May 11, 2021 - Health

Parents a crucial decider in adolescent vaccine rollout

Illustration of bandage with a children’s unicorn pattern

Illustration: Eniola Odetunde/Axios

About 17 million teens aged 12 to 15 will be now eligible for the Pfizer COVID vaccine in the coming days — if health officials can get parents on board.

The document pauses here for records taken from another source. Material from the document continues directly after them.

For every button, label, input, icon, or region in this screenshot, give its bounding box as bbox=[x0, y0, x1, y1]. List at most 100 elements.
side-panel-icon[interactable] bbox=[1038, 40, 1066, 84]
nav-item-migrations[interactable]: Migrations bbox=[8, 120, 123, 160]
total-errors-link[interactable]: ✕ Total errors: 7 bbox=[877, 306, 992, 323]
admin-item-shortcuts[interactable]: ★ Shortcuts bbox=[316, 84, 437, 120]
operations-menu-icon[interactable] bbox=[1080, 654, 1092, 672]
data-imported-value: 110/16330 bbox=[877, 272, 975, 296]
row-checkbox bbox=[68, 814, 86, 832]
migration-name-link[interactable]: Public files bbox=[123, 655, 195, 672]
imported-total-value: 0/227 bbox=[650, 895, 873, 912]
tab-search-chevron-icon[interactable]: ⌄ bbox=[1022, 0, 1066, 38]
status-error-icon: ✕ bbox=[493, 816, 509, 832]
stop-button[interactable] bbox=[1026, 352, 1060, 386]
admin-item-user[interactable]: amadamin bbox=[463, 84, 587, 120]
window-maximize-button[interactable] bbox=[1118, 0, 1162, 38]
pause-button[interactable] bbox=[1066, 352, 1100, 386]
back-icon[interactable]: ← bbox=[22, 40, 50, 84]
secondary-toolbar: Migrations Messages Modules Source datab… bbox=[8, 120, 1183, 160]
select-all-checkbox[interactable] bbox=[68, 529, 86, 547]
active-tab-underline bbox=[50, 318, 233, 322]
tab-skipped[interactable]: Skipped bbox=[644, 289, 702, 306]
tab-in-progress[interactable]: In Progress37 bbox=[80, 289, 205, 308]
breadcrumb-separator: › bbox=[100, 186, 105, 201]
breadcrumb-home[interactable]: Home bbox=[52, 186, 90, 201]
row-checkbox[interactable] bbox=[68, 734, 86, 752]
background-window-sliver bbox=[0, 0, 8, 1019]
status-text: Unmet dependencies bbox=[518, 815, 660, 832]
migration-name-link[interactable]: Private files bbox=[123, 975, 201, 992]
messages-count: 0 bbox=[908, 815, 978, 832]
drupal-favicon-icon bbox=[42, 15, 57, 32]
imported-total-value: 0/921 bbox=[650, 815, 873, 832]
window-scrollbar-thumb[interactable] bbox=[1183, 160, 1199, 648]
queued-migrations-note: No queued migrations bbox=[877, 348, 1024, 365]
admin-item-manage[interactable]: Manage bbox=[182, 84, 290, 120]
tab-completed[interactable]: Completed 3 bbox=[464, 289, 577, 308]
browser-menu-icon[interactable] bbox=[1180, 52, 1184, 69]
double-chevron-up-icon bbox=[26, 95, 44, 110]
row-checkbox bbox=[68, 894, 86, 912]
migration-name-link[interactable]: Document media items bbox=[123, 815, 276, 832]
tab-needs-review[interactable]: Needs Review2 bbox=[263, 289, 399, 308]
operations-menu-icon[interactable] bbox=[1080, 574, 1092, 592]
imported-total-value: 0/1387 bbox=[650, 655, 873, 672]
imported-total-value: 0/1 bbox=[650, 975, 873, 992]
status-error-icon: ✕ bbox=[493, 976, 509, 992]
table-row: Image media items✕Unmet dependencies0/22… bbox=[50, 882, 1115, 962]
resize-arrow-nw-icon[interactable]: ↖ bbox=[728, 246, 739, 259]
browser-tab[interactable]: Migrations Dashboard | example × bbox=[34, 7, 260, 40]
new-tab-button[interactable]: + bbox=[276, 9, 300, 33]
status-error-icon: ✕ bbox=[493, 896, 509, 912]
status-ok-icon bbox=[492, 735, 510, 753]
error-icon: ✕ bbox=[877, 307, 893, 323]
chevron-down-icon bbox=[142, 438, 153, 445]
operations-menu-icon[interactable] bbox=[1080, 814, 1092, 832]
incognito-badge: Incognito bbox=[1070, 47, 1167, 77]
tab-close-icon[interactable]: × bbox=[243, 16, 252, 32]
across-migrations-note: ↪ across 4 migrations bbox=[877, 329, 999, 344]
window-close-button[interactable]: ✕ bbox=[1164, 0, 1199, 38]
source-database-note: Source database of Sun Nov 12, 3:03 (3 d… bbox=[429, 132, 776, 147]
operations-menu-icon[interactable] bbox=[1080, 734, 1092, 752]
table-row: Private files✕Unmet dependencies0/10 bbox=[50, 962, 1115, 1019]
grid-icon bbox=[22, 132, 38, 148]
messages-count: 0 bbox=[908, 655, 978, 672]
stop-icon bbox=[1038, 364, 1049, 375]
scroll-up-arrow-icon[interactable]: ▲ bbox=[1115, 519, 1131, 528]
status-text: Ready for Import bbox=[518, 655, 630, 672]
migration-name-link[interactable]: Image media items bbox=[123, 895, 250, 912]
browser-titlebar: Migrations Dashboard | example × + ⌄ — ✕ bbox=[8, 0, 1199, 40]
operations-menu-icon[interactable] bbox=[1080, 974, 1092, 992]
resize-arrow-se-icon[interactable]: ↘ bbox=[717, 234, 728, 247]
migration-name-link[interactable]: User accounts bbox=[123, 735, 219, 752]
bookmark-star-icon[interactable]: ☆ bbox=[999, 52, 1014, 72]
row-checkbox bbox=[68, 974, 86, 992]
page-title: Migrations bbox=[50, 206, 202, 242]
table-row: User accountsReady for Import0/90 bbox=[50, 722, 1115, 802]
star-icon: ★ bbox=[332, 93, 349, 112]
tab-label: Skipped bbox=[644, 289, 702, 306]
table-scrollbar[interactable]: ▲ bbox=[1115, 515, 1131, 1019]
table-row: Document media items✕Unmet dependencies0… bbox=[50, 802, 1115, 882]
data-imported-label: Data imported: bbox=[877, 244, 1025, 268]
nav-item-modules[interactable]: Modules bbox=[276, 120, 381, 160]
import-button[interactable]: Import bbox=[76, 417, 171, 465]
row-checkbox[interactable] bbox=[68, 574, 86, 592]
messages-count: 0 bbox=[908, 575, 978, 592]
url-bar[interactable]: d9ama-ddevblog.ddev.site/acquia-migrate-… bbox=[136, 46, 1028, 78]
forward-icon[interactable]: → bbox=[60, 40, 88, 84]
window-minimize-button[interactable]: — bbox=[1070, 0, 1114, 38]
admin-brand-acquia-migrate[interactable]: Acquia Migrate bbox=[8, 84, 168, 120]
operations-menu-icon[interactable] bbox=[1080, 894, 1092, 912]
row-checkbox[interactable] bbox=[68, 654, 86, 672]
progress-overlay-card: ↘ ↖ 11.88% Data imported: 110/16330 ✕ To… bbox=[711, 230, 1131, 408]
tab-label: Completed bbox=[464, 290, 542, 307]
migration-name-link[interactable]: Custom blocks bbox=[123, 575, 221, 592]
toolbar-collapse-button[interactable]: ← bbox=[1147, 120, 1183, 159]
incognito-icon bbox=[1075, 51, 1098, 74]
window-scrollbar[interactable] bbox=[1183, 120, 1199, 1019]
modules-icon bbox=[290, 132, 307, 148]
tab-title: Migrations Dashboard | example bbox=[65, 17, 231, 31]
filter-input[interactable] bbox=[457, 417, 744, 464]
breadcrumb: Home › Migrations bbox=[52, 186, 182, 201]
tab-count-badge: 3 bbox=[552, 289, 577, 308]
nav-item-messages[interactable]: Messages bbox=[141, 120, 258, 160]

By the numbers: Parents are split nearly 50-50 on whether they will allow their children to get vaccinated as soon as possible, according to Axios/Ipsos data.

Why it matters: "We will need parent buy-in," said Donna Hallas, a pediatric nurse practitioner and director of the pediatric nurse practitioner program at the NYU College of Nursing. "If they’re hesitant people or refusers for previous vaccines, this is a really tough job that health care providers need to address."

The state of play: Teen eligibility could help bolster overall vaccination rates, especially as vaccinations slow in some parts of the country, a Kaiser Family Foundation analysis shows.

  • Adolescents account for 5.3% of the U.S. population.
  • Some states, businesses and school districts see the younger population as a way to meet the thresholds for reopening.

Yes, but: Experts hope that as more parents see the children of their friends and family get vaccinated, their hesitancy may shift — just as it did with some adults when the vaccine first became available.

Editor's note: This piece was corrected to show Donna Hallas is a pediatric nurse practitioner.